MetaClaw → SWARM Integration Scout Note¶

Scope¶

This note translates the MetaClaw architecture summary into concrete SWARM integration implications.

Because this environment cannot fetch GitHub sources directly, MetaClaw-specific statements here are based on the provided description and should be treated as a hypothesis checklist to validate against upstream files once network access is available.

Claimed MetaClaw pattern (from brief)¶

OpenAI-compatible proxy intercepts live conversations.
Reward model (PRM) scores turns.
Async batching + online LoRA fine-tuning (hot-swap weights).
Learning modes: GRPO and on-policy distillation.
Failure-driven "skill evolution" writes new skill instructions into a JSON bank and injects them in system prompts.

Where this creates governance tension¶

1) Ungated self-modification loop¶

If serving traffic can directly trigger model updates and prompt-skill injection, the system collapses policy-learning and policy-enforcement into one trust domain.

SWARM already has explicit primitives for separating and auditing self-modification proposals:

swarm/governance/self_modification.py defines risk tiers, lifecycle states, deterministic hashing, and gate-style transition checks for self-modification proposals.
The self-modification lever is built around proposal metadata (target_ref, change_type, evidence refs) rather than opaque in-place mutation.

2) Skill injection without provenance¶

Prompt-level skill inserts are hard to attribute after-the-fact if there is no authorship chain.

SWARM already has provenance-compatible tracking components that can be reused:

swarm/bridges/langgraph_swarm/governed_swarm.py includes ProvenanceRecord/ProvenanceLogger with source/target authorship and governance decision metadata.
swarm/skills/governance.py provides skill audit entries, write-gating, poisoning detection, and rollback hooks.

3) PRM as external oracle without trust envelope¶

An external reward endpoint is an oracle interface; robustness depends on who controls it and how disagreement is handled.
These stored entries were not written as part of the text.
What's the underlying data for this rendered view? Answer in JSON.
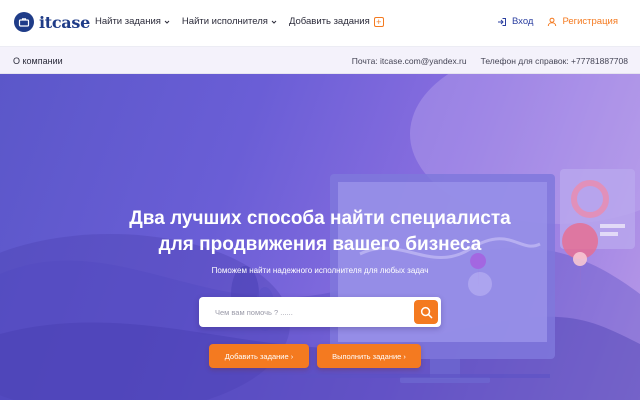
{
  "brand": {
    "name": "itcase"
  },
  "nav": {
    "items": [
      {
        "label": "Найти задания",
        "has_dropdown": true
      },
      {
        "label": "Найти исполнителя",
        "has_dropdown": true
      },
      {
        "label": "Добавить задания",
        "has_plus": true
      }
    ],
    "login_label": "Вход",
    "register_label": "Регистрация"
  },
  "subbar": {
    "about_label": "О компании",
    "email_text": "Почта: itcase.com@yandex.ru",
    "phone_text": "Телефон для справок: +77781887708"
  },
  "hero": {
    "title_line1": "Два лучших способа найти специалиста",
    "title_line2": "для продвижения вашего бизнеса",
    "subtitle": "Поможем найти надежного исполнителя для любых задач",
    "search_placeholder": "Чем вам помочь ? ......",
    "btn_add_label": "Добавить задание ›",
    "btn_do_label": "Выполнить задание ›"
  },
  "colors": {
    "brand_blue": "#1f3c88",
    "accent_orange": "#f47a20",
    "hero_purple": "#6a5ed6"
  },
  "icons": [
    "briefcase-icon",
    "chevron-down-icon",
    "plus-square-icon",
    "login-icon",
    "user-icon",
    "search-icon"
  ]
}
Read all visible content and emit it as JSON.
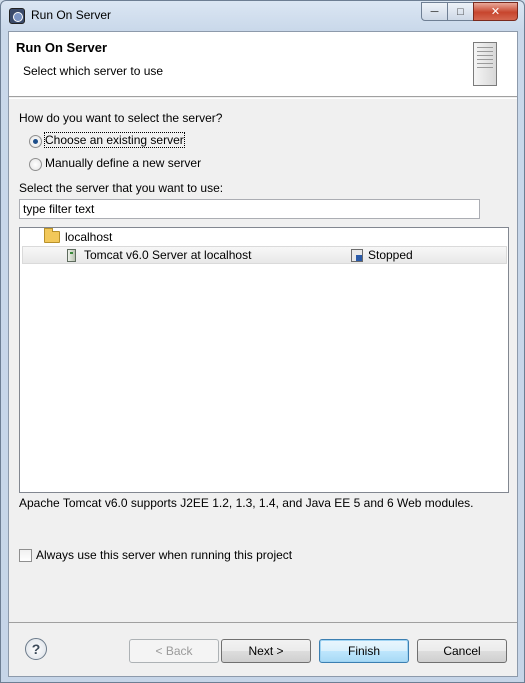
{
  "window": {
    "title": "Run On Server",
    "minimize": "─",
    "maximize": "□",
    "close": "✕"
  },
  "header": {
    "title": "Run On Server",
    "subtitle": "Select which server to use"
  },
  "question": "How do you want to select the server?",
  "options": [
    {
      "label": "Choose an existing server",
      "checked": true
    },
    {
      "label": "Manually define a new server",
      "checked": false
    }
  ],
  "filter": {
    "label": "Select the server that you want to use:",
    "value": "type filter text"
  },
  "tree": {
    "host": "localhost",
    "servers": [
      {
        "name": "Tomcat v6.0 Server at localhost",
        "state": "Stopped"
      }
    ]
  },
  "description": "Apache Tomcat v6.0 supports J2EE 1.2, 1.3, 1.4, and Java EE 5 and 6 Web modules.",
  "always_use": {
    "label": "Always use this server when running this project",
    "checked": false
  },
  "buttons": {
    "help": "?",
    "back": "< Back",
    "next": "Next >",
    "finish": "Finish",
    "cancel": "Cancel"
  }
}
SWARM benchmark infrastructure already treats oracle material as separated ground truth and avoids leaking it into agent execution paths:

swarm/benchmarks/runner.py deep-copies/redacts instances before run functions and keeps oracle data separate.
Benchmark classes implement explicit oracle_run(...) interfaces (e.g., routing/allocation tasks).

4) Async pipeline is good, but checkpoint-free hot-swap is risky¶

Decoupled serving/scoring/training is operationally attractive, but direct hot-swap gives a fast lane around governance if updates are not screened.

SWARM contract and governance layers suggest a safer pattern:

Use a proposal artifact (delta + metadata) instead of direct apply.
Screen via deterministic policy + contract-style constraints.
Promote only after stage transitions and recorded provenance.

Proposed adaptation for SWARM experiments¶

Minimal architecture mapping¶

Serve process: unchanged runtime policy.
Score process: produces candidate improvement artifacts.
Train process: emits LoRA delta package + eval bundle.
Governance checkpoint process (new required gate):
Convert delta into ModificationProposal fields.
Classify risk_tier from touched surfaces.
Enforce two-gate acceptance (quality margin + capacity/frequency constraints).
Record immutable hash-chain + provenance event.
Only then authorize hot-swap.

Skill-evolution hardening¶

Treat auto-generated skills as governed artifacts, not immediate prompt text:

Insert into governed skill library with reputation/approval path.
Run poisoning checks before global rollout.
Require provenance link from skill to triggering trajectory and reviewer/gate decision.
Support rollback on post-deploy harm deltas.

Oracle hardening recommendations¶

Use committee scoring (multiple PRMs / calibration probes), not a single endpoint.
Log scorer identity/version in provenance records.
Route low-confidence or high-impact updates to stricter risk tiers.

Experiment plan (baseline vs governed)¶

Baseline: online LoRA + auto skill injection, no gating.
Intervention A: add self-modification gate before hot-swap.
Intervention B: add governed skill bank path + poisoning quarantine.
Intervention C: add multi-oracle reward consensus.

Track:

Performance trend (task reward / solve rate).
Governance lag and harmful-update dwell time.
Rollback frequency and false-positive blocks.
Provenance completeness (% updates with full attribution chain).

Open risks to validate upstream¶

Does MetaClaw expose per-update artifacts (delta hash, changed modules, eval slices)?
Can skill injection be switched to append-only with stable IDs?
Is PRM scoring robust to adversarial turn crafting or reward hacking?
Are GRPO and distillation updates tagged distinctly for policy gating?